According to The EC, the long-anticipated ban on crumb rubber infill has arrived with the ban on intentionally added microplastics
There has long been a concern about the use of crumb rubber in sports fields, initially the concerns were about the PAH content. Research by the ECHA Risk Assessment Committee suggested that lower limits were required, and the amount of PAH was reduced, but it was still many times higher than that allowed in children’s toys.
The ECHA-RAC continued its investigations and in its report into microplastics, suggested that any polymer of 5mm or less should be considered a microplastic, this brought the majority of crumb rubber infill into the microplastics definition.
On 25th September The European Commission took steps to prevent some half a million tons of microplastics entering the environment every year.
The EC believes that microplastics are a concern because once in the environment, microplastics do not biodegrade and cannot be removed. They accumulate in animals, including fish and shellfish, and are consequently also consumed as food by humans.
Microplastics have been found in marine, freshwater and terrestrial ecosystems as well as in food and drinking water. Their continued release contributes to the permanent pollution of our ecosystems and food chains. Exposure to microplastics in laboratory studies has been linked to a range of negative (eco)toxic and physical effects on living organisms.
The EC go on to say: The new rules prohibit the sale of microplastics as such and of products to which microplastics have been intentionally added and that release those microplastics when used. Common examples include … infill material for artificial sports surfaces. Products used at industrial sites, or not releasing microplastics during use, are derogated from the sale ban, but their manufacturers will have to provide instructions on how to use and dispose of the product to prevent microplastic emissions and report the estimated microplastic emissions every year.

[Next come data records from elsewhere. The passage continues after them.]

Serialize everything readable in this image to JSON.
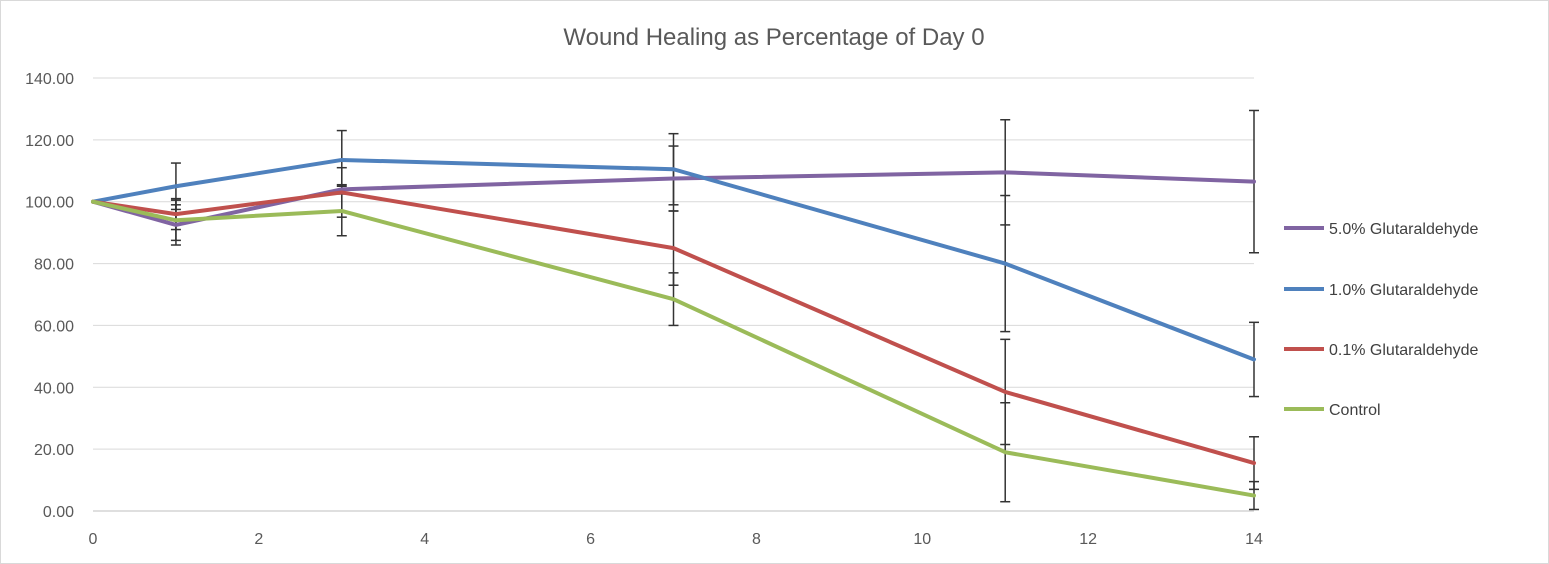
{
  "chart_data": {
    "type": "line",
    "title": "Wound Healing as Percentage of Day 0",
    "xlabel": "",
    "ylabel": "",
    "xlim": [
      0,
      14
    ],
    "ylim": [
      0,
      140
    ],
    "x_ticks": [
      "0",
      "2",
      "4",
      "6",
      "8",
      "10",
      "12",
      "14"
    ],
    "y_ticks": [
      "0.00",
      "20.00",
      "40.00",
      "60.00",
      "80.00",
      "100.00",
      "120.00",
      "140.00"
    ],
    "grid": "horizontal",
    "legend_position": "right",
    "x": [
      0,
      1,
      3,
      7,
      11,
      14
    ],
    "series": [
      {
        "name": "5.0% Glutaraldehyde",
        "color": "#8064a2",
        "values": [
          100,
          92.5,
          104,
          107.5,
          109.5,
          106.5
        ],
        "error": [
          0,
          6.5,
          1.5,
          10.5,
          17,
          23
        ]
      },
      {
        "name": "1.0% Glutaraldehyde",
        "color": "#4f81bd",
        "values": [
          100,
          105,
          113.5,
          110.5,
          80,
          49
        ],
        "error": [
          0,
          7.5,
          9.5,
          11.5,
          22,
          12
        ]
      },
      {
        "name": "0.1% Glutaraldehyde",
        "color": "#c0504d",
        "values": [
          100,
          96,
          103,
          85,
          38.5,
          15.5
        ],
        "error": [
          0,
          5,
          8,
          12,
          17,
          8.5
        ]
      },
      {
        "name": "Control",
        "color": "#9bbb59",
        "values": [
          100,
          94,
          97,
          68.5,
          19,
          5
        ],
        "error": [
          0,
          6.5,
          8,
          8.5,
          16,
          4.5
        ]
      }
    ]
  }
}
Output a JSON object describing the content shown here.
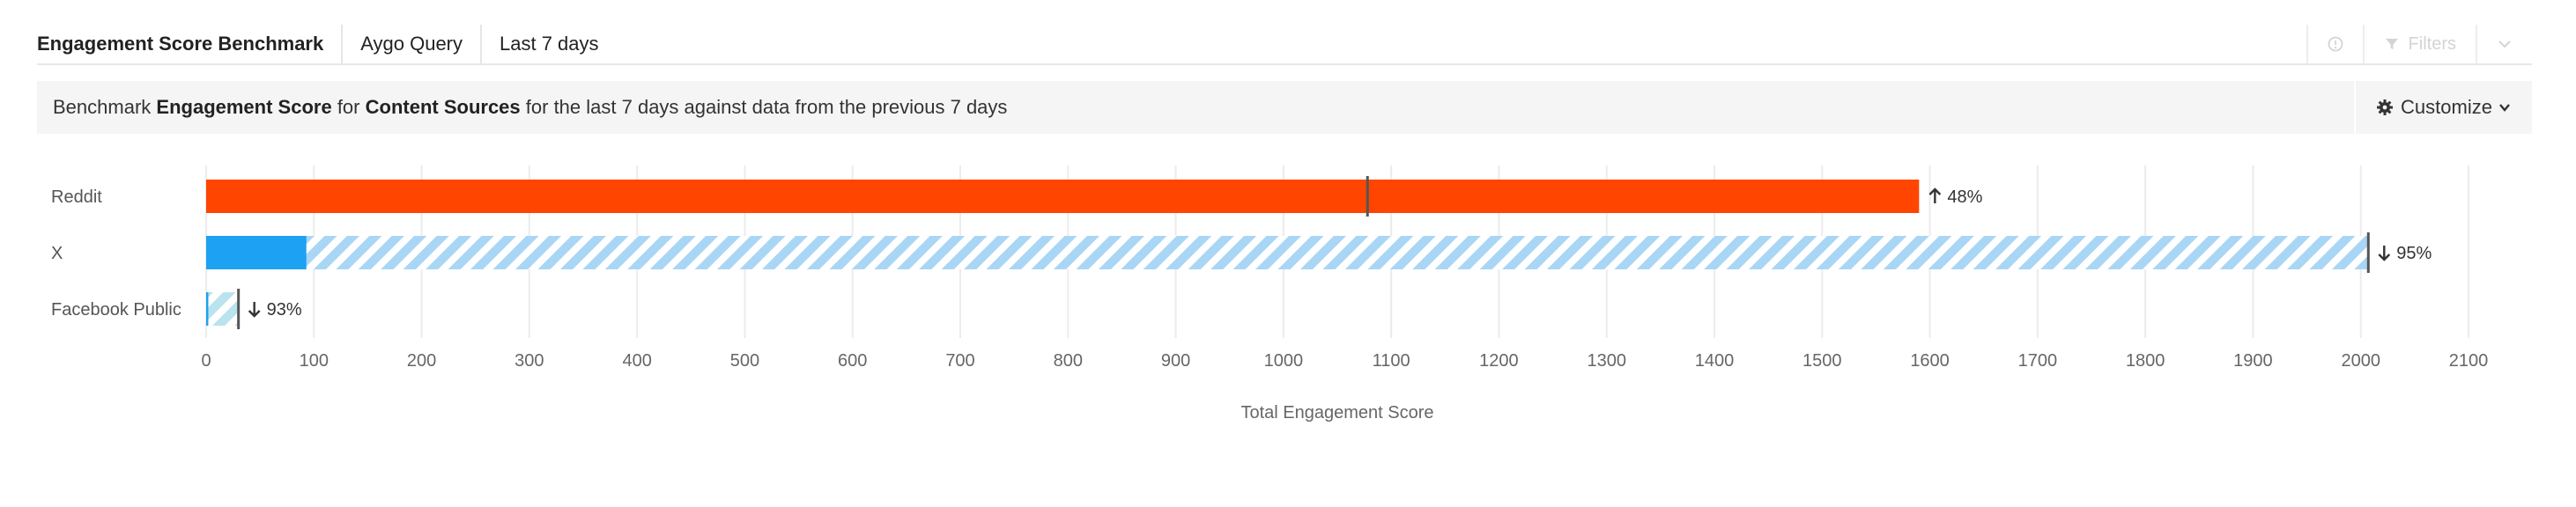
{
  "header": {
    "title": "Engagement Score Benchmark",
    "query": "Aygo Query",
    "range": "Last 7 days",
    "filters_label": "Filters"
  },
  "subbar": {
    "prefix": "Benchmark",
    "metric": "Engagement Score",
    "for": "for",
    "dimension": "Content Sources",
    "suffix": "for the last 7 days against data from the previous 7 days",
    "customize_label": "Customize"
  },
  "icons": {
    "info": "info-circle-icon",
    "filter": "funnel-icon",
    "collapse": "chevron-down-icon",
    "customize": "gear-icon"
  },
  "colors": {
    "reddit": "#ff4500",
    "x": "#1da1f2",
    "x_previous": "#a9d6f5",
    "facebook_previous": "#b9e3ef",
    "benchmark_marker": "#555555",
    "grid": "#ececec"
  },
  "chart_data": {
    "type": "bar",
    "orientation": "horizontal",
    "xlabel": "Total Engagement Score",
    "xlim": [
      0,
      2100
    ],
    "xticks": [
      "0",
      "100",
      "200",
      "300",
      "400",
      "500",
      "600",
      "700",
      "800",
      "900",
      "1000",
      "1100",
      "1200",
      "1300",
      "1400",
      "1500",
      "1600",
      "1700",
      "1800",
      "1900",
      "2000",
      "2100"
    ],
    "grid": true,
    "categories": [
      "Reddit",
      "X",
      "Facebook Public"
    ],
    "current": [
      1590,
      93,
      2
    ],
    "previous": [
      1078,
      2007,
      30
    ],
    "deltas": [
      {
        "dir": "up",
        "text": "48%"
      },
      {
        "dir": "down",
        "text": "95%"
      },
      {
        "dir": "down",
        "text": "93%"
      }
    ]
  }
}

In respect of crumb rubber infill, the ban will apply after eight years to give pitch owners and managers the time to switch to alternatives and allow for most existing sports pitches to reach their end of life.

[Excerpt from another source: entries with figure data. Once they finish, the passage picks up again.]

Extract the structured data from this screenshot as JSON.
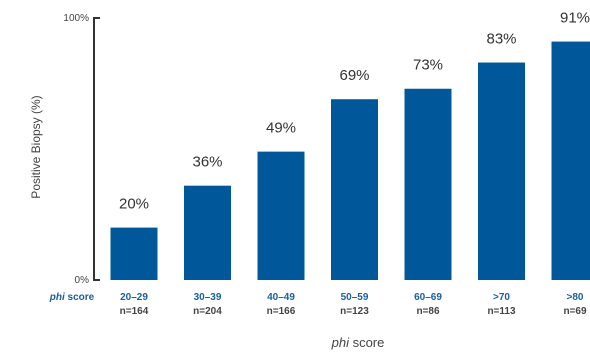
{
  "chart_data": {
    "type": "bar",
    "categories": [
      "20–29",
      "30–39",
      "40–49",
      "50–59",
      "60–69",
      ">70",
      ">80"
    ],
    "counts": [
      "n=164",
      "n=204",
      "n=166",
      "n=123",
      "n=86",
      "n=113",
      "n=69"
    ],
    "values": [
      20,
      36,
      49,
      69,
      73,
      83,
      91
    ],
    "value_labels": [
      "20%",
      "36%",
      "49%",
      "69%",
      "73%",
      "83%",
      "91%"
    ],
    "ylabel": "Positive Biopsy (%)",
    "ylim": [
      0,
      100
    ],
    "yticks": [
      "0%",
      "100%"
    ],
    "category_row_label_italic": "phi",
    "category_row_label_rest": " score",
    "xlabel_italic": "phi",
    "xlabel_rest": " score",
    "grid": false,
    "bar_color": "#00589a",
    "category_color": "#1a5fa0",
    "count_color": "#444444"
  }
}
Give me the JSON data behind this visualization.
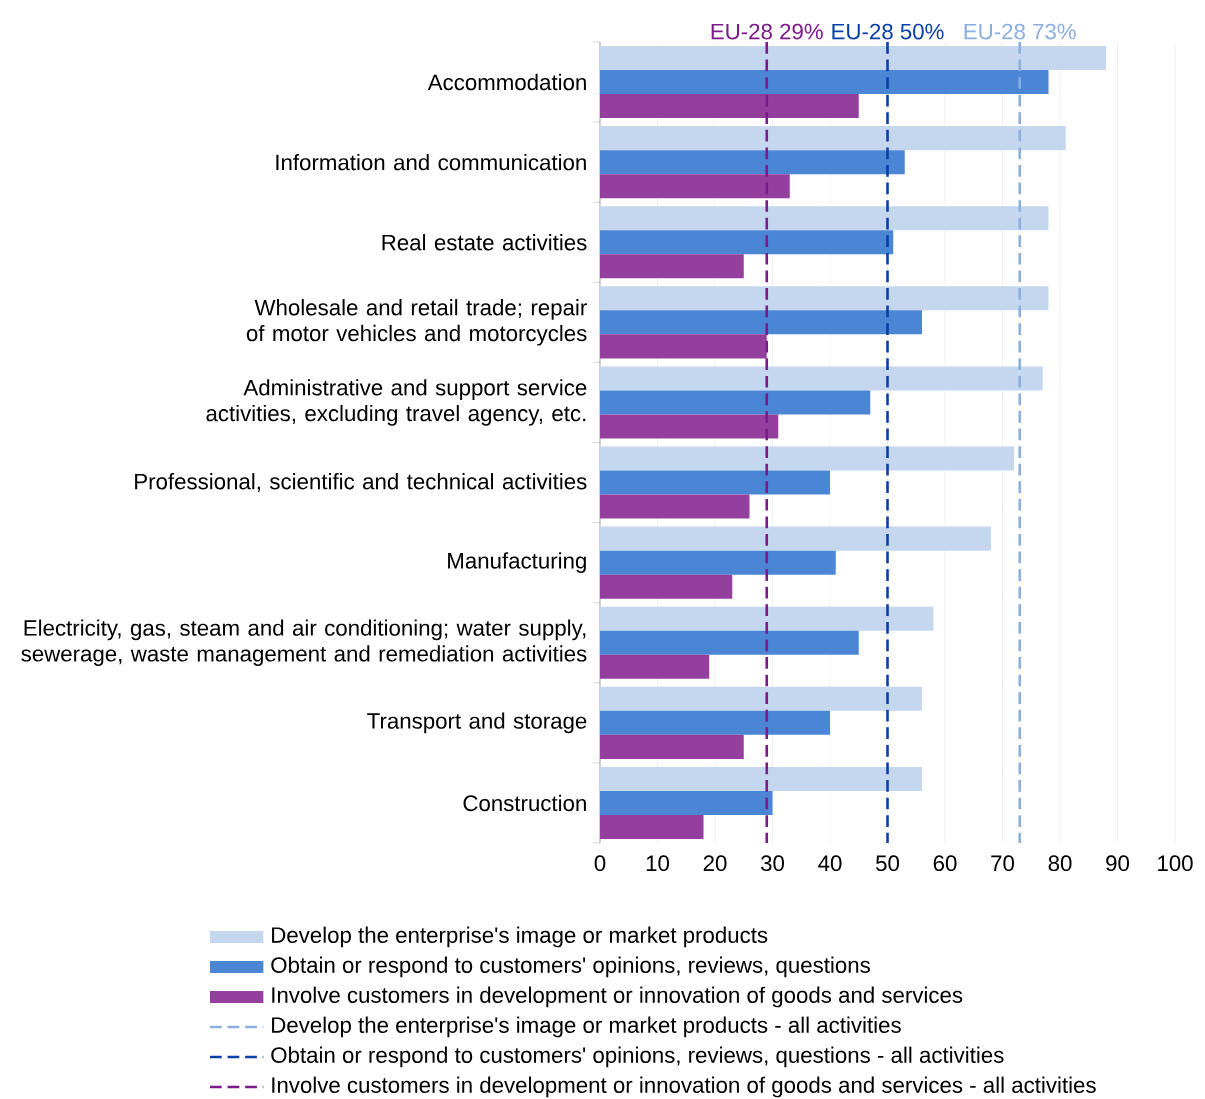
{
  "chart_data": {
    "type": "bar",
    "orientation": "horizontal",
    "categories": [
      "Accommodation",
      "Information and communication",
      "Real estate activities",
      "Wholesale and retail trade; repair of motor vehicles and motorcycles",
      "Administrative and support service activities, excluding travel agency, etc.",
      "Professional, scientific and technical activities",
      "Manufacturing",
      "Electricity, gas, steam and air conditioning; water supply, sewerage, waste management and remediation activities",
      "Transport and storage",
      "Construction"
    ],
    "series": [
      {
        "name": "Develop the enterprise's image or market products",
        "color": "#c5d7ef",
        "values": [
          88,
          81,
          78,
          78,
          77,
          72,
          68,
          58,
          56,
          56
        ]
      },
      {
        "name": "Obtain or respond to customers' opinions, reviews, questions",
        "color": "#4a86d4",
        "values": [
          78,
          53,
          51,
          56,
          47,
          40,
          41,
          45,
          40,
          30
        ]
      },
      {
        "name": "Involve customers in development or innovation of goods and services",
        "color": "#943f9e",
        "values": [
          45,
          33,
          25,
          29,
          31,
          26,
          23,
          19,
          25,
          18
        ]
      }
    ],
    "xlim": [
      0,
      100
    ],
    "xticks": [
      0,
      10,
      20,
      30,
      40,
      50,
      60,
      70,
      80,
      90,
      100
    ],
    "grid": "x",
    "legend": "bottom",
    "ref_lines": [
      {
        "axis": "x",
        "value": 73,
        "label": "EU-28 73%",
        "color": "#8aaee0",
        "line_style": "dashed"
      },
      {
        "axis": "x",
        "value": 50,
        "label": "EU-28 50%",
        "color": "#0a3ea8",
        "line_style": "dashed"
      },
      {
        "axis": "x",
        "value": 29,
        "label": "EU-28 29%",
        "color": "#7b1a8a",
        "line_style": "dashed"
      }
    ],
    "annotations": [
      "Develop the enterprise's image or market products - all activities",
      "Obtain or respond to customers' opinions, reviews, questions - all activities",
      "Involve customers in development or innovation of goods and services - all activities"
    ]
  }
}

“I hope to be wrong, but I am afraid that this decision will have impacts, that have been underestimated, on the whole tyre recycling value chain.
Taking into account that the EPR systems are in force in the majority of EU countries and that the European Commission keep into consideration their position, my impression is that they were not against the ban and that they are probably relying upon alternative, equally sustainable, destinations.
“However, we are operating in a complex global market, which sometimes react in strange ways, different from the logic of a Legal Directive.
“So, I am wondering what will happen if the infill market decreases too fast and too much before the end of the transition period of eight years. Are these alternative destinations ready yet and strong enough to offer a sufficient outlet?”